"If wishes were horses" was a favorite expression of my grandmother's. The rest of the equation reads "then beggars would ride." This kind of thinking appeals for obvious reasons to people who worked hard all their lives and were told that nothing is easy and that only through toil and honesty can one achieve one's ultimate desires. No one understands this reasoning better than the hard-working Taiwanese, for whom a "weekend" is a few hours of family time on a Sunday, and one vacation per year, usually during Chinese New Year. All of the wishing is reserved for that time. On the last day of Chinese New Year, it is traditional to write one's wishes on the paper of a large lantern, held together with thin wire and equipped with a small combustible element to fill the paper sack with hot air, and send one's wishes skyward to be read and summarily ignored by the Chinese space gods.
One place where the lantern festival is particularly widely celebrated is the small mountain village of Pingxi, a hour's train ride north of Taipei, near the north coast of Taiwan. I had no inkling, when I set out to watch the activities of the festival, that the town's proximity to Taipei and its location in a narrow valley would also make this one of the most crowded events I have attended in Asia. Actually, when I left my house in the early morning to ride the train for the nearly 5 hours needed to complete the journey, I had no idea that for the duration of my travel day I would be standing. This is something the traveller must contend with, just as one who casts his wishes to the sky must face the possibility that they will not come true, or the possibility that they will.
I woke up in the morning with the memory of last night's parting with Amanda still fresh in my mind-- her downcast eyes focusing on the bowl of soup steaming from the table in front of her, the awful finality of the no longer needed keys to my apartment pressed into the palm of my hand. Though we would not spend the day together, we ended up meeting on the train anyway, and I tried to ignore her conversation with a friend where they discussed future plans-- plans that no longer included me.
I sat silently and immersed myself in Peter Hessler's "River Town" a firsthand account of two years spent teaching English to Chinese students in Fuling, a Sichuanese town now partially submerged in water due to the flooding of the Yangtze caused by the relatively recent completion of China's Three Gorges Dam-- the largest in the world. Hessler describes his students' theories that "the Chinese were collective minded, which inspired them to help each other through Socialism, while the individualistic Americans followed the selfish road of Capitalism." I had trouble seeing his argument, or theirs, as I was nudged and elbowed every time the train pulled to a stop and more people got on, all headed for Pingxi to cast an "individualistic" wish into the heavens.
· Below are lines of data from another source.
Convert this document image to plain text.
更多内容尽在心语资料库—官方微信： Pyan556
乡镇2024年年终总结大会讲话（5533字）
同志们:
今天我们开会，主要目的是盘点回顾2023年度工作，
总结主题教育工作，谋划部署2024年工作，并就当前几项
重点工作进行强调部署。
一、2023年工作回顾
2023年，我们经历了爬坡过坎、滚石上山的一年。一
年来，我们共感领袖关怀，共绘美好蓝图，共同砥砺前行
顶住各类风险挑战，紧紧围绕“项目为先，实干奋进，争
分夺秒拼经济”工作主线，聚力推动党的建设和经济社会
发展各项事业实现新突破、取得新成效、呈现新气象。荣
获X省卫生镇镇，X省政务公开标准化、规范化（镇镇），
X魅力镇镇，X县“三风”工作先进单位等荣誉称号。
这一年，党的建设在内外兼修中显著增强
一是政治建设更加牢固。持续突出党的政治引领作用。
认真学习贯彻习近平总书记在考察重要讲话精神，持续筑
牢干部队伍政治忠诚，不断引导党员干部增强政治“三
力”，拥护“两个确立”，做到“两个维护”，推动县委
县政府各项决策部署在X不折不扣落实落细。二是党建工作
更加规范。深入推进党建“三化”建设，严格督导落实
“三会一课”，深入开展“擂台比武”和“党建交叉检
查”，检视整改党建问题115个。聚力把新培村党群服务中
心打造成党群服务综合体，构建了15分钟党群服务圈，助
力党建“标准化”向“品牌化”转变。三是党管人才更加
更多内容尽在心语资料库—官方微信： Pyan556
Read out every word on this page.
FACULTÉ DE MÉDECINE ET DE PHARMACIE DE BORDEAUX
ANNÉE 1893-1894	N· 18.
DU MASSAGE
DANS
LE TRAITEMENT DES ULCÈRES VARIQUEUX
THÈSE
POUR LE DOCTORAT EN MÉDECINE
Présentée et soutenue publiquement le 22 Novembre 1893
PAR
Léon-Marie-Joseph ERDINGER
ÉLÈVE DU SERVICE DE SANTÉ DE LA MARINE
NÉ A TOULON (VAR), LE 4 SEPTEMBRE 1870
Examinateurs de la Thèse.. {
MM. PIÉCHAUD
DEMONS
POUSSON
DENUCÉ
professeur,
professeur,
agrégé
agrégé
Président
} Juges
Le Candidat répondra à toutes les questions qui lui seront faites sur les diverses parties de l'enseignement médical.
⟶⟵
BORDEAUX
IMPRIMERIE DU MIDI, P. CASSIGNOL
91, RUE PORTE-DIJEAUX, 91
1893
After much queuing and clattering and pushing and shoving, we arrived at the station where we walked around and observed families and elderly couples and young teens launching lanterns into the sky. The trees along the steep hillsides were littered with the carcasses of the fallen lanterns, because dreams must eventually come crashing to earth. The air was redolent of gunpowder and fermented tofu (Chou Dofu--literally translated it means "stinky tofu"). I watched one family try to set their dreams in motion. The white lantern had been painted with Chinese characters. The children held the corners and scurried about, excited. Dad ducked under the shroud that his wife and children held aloft so that he could light the oily paper underneath, the source of the heat which would send their wishes skyward. He lit it, but something had gone awry in their wishing. Though their lantern drifted and floated above their heads, it never took off, and eventually through much poking and prodding and demanding, the woman pulled a tissue out of her pocket and lay it gently over a small hole in the top. The lantern shot skyward.
I watched others sending their dreams up into the spiraling cloud of floating lanterns. Occasionally one would burst into flames and plummet to earth. Some would grasp the corners of their dreams until it was so full of hot air that it looked as if it would burst and explode. Finally when released they would rocket straight skyward and disappear, the Chinese characters a mere myth of the mind, the light receding into the sky. Others poked and pleaded until their lantern began a slow diagonal ascent, drifting on the warm breeze fore and aft before climbing slowly into the gloaming.
I myself could not compose words to describe my longings and thought about whether to release a lantern. I thought of my friends as I sat there and how some of their plans had come to nothing, whereas others had seen a turn of events and their dreams had morphed and changed along with the changes in their faces over the years. I know some people who are vaguely dissatisfied, I know others who would not struggle to come up with something to wish for. Most would have been able to pick out a colored lantern that stood for one of the five categories of wishes that could be made-- red for money, blue for marriage, and other colors representing health, good fortune or knowledge. I saw students wishing to do well on their exams, young women wishing for marriage, young men wishing for money so that they could get married. Many of my friends would be able to fit their desires into those boxes. I thought of them and sent my hopes and intentions and wishes spiralling upward into the night sky attached metaphorically to the fragile Chinese voices, until they disappeared into the darkness. I shoved my way onto the train, unable to muster any wish for myself-- content for now in the knowledge that I am here, and that it is beautiful.